Nasi nie jechali do Siechnic w roli faworyta, ale liczyliśmy, że są w stanie sprawić miłą niespodziankę. W pierwszych 10 minutach na parkiecie dominowali wałbrzyszanie. Nasza ekipa świetnie radziła sobie w ataku. Skuteczni byli Buczyniak i Murzacz, a pod tablicami dobrze spisywał się Stochmiałek. W drugiej kwarcie oglądaliśmy zupełnie inny mecz. Nasza drużyna nie dość, że zatraciła skuteczność, to fatalnie prezentowała się w obronie i KKS raz po raz zdobywał punkty. Po 20 minutach było 42-38 dla miejscowych.
Trzecia kwarta to zacięta walka i gra kosz za kosz. Żadna z ekip nie potrafiła zbudować większej przewagi, która zagwarantowałaby jej zwycięstwo.
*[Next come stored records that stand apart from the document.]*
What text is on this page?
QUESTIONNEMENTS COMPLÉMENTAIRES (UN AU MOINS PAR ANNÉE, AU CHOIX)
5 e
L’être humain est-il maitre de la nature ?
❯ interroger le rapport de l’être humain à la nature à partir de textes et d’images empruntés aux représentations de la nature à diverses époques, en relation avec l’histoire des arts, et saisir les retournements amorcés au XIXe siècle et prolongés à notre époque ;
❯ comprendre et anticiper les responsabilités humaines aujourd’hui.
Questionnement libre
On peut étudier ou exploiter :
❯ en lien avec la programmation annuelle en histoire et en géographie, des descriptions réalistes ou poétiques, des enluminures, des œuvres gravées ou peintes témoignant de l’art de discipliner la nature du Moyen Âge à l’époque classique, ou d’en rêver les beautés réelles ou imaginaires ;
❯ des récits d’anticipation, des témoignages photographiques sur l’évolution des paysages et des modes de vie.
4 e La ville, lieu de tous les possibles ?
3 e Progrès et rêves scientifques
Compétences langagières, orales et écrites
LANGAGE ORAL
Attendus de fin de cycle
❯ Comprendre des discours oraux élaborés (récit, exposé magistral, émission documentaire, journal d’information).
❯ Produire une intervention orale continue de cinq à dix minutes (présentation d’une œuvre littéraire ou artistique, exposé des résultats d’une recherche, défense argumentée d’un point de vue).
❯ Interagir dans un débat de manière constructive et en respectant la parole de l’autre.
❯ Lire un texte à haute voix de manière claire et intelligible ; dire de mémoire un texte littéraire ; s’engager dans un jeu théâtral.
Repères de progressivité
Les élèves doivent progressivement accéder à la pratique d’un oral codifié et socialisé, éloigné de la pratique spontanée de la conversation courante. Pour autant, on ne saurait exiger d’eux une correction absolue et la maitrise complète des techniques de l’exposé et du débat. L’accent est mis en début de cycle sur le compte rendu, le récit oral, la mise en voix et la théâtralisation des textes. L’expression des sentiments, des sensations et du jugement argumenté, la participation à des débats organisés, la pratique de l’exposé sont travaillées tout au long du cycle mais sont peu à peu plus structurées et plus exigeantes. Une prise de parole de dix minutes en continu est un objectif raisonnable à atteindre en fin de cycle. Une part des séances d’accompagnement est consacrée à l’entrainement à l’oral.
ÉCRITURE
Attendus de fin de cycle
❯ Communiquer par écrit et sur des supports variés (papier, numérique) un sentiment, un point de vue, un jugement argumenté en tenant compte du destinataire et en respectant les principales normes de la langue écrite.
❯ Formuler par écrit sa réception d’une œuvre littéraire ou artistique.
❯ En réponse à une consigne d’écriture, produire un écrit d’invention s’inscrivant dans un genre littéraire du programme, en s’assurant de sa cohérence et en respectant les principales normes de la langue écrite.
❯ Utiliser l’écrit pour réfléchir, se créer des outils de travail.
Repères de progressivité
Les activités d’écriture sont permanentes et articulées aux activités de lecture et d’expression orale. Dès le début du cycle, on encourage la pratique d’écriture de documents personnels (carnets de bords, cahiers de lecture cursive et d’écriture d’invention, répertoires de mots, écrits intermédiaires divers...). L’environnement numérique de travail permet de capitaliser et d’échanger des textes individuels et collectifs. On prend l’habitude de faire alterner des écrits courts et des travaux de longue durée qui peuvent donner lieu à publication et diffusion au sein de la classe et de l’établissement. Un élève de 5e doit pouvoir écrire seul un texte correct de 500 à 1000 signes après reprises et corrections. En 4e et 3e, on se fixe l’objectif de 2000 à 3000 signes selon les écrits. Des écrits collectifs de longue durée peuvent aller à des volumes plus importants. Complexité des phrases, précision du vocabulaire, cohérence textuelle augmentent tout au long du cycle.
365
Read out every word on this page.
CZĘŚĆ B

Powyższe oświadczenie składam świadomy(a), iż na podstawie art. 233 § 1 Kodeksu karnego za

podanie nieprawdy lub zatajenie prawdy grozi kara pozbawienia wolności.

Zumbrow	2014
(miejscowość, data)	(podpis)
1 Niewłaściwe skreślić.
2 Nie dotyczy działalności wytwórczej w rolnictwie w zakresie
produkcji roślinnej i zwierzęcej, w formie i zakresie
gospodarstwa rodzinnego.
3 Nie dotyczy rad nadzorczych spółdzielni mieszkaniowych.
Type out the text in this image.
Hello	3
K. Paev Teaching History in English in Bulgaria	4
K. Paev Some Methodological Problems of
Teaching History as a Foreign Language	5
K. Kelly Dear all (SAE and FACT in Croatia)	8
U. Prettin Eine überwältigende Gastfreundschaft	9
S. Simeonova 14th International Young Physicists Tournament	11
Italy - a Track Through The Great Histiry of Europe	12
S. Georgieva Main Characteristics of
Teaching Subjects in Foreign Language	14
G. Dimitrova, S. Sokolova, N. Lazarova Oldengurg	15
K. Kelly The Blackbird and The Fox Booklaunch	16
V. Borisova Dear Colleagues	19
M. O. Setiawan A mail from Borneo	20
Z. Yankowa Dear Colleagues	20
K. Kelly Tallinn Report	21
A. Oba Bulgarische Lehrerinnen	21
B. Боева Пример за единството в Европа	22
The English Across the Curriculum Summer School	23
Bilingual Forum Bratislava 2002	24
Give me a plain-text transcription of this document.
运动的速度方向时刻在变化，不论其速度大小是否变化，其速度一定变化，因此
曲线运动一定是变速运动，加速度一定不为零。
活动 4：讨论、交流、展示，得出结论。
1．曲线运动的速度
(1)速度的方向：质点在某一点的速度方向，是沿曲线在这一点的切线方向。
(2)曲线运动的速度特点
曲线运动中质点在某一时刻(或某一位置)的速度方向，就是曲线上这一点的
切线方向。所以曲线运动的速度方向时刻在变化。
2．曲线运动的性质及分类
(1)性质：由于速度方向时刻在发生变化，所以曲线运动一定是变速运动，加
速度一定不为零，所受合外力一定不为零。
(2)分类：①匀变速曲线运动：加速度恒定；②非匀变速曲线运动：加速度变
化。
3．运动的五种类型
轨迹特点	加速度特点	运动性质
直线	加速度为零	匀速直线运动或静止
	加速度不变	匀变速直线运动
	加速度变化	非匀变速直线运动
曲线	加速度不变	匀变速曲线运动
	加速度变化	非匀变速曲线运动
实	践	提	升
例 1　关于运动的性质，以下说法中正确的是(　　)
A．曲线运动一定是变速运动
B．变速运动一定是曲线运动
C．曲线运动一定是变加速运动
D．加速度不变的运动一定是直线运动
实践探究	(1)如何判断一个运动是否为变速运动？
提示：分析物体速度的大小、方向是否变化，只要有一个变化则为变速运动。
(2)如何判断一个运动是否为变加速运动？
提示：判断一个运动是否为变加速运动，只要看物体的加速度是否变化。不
W ostatnich 10 minutach nasi postawili wszystko na jedną kartę. Górnicy doprowadzili do wyrównania, a w końcówce zachowali więcej zimnej krwi i w dramatycznej końcówce udało się im wygrać różnicą 1 punktu.
KKS Siechnice - Górnik Invest-Park Trans Wałbrzych 70-71 (18-27, 24-11, 14-14, 14-19)
Górnik: Buczyniak 19, Murzacz 18, Stochmiałek 11, Fedoruk 8, Wieczorek 8, Maryniak 4, Myślak 3, Borzemski, Kondratowicz, Schmidt, Krzymiński.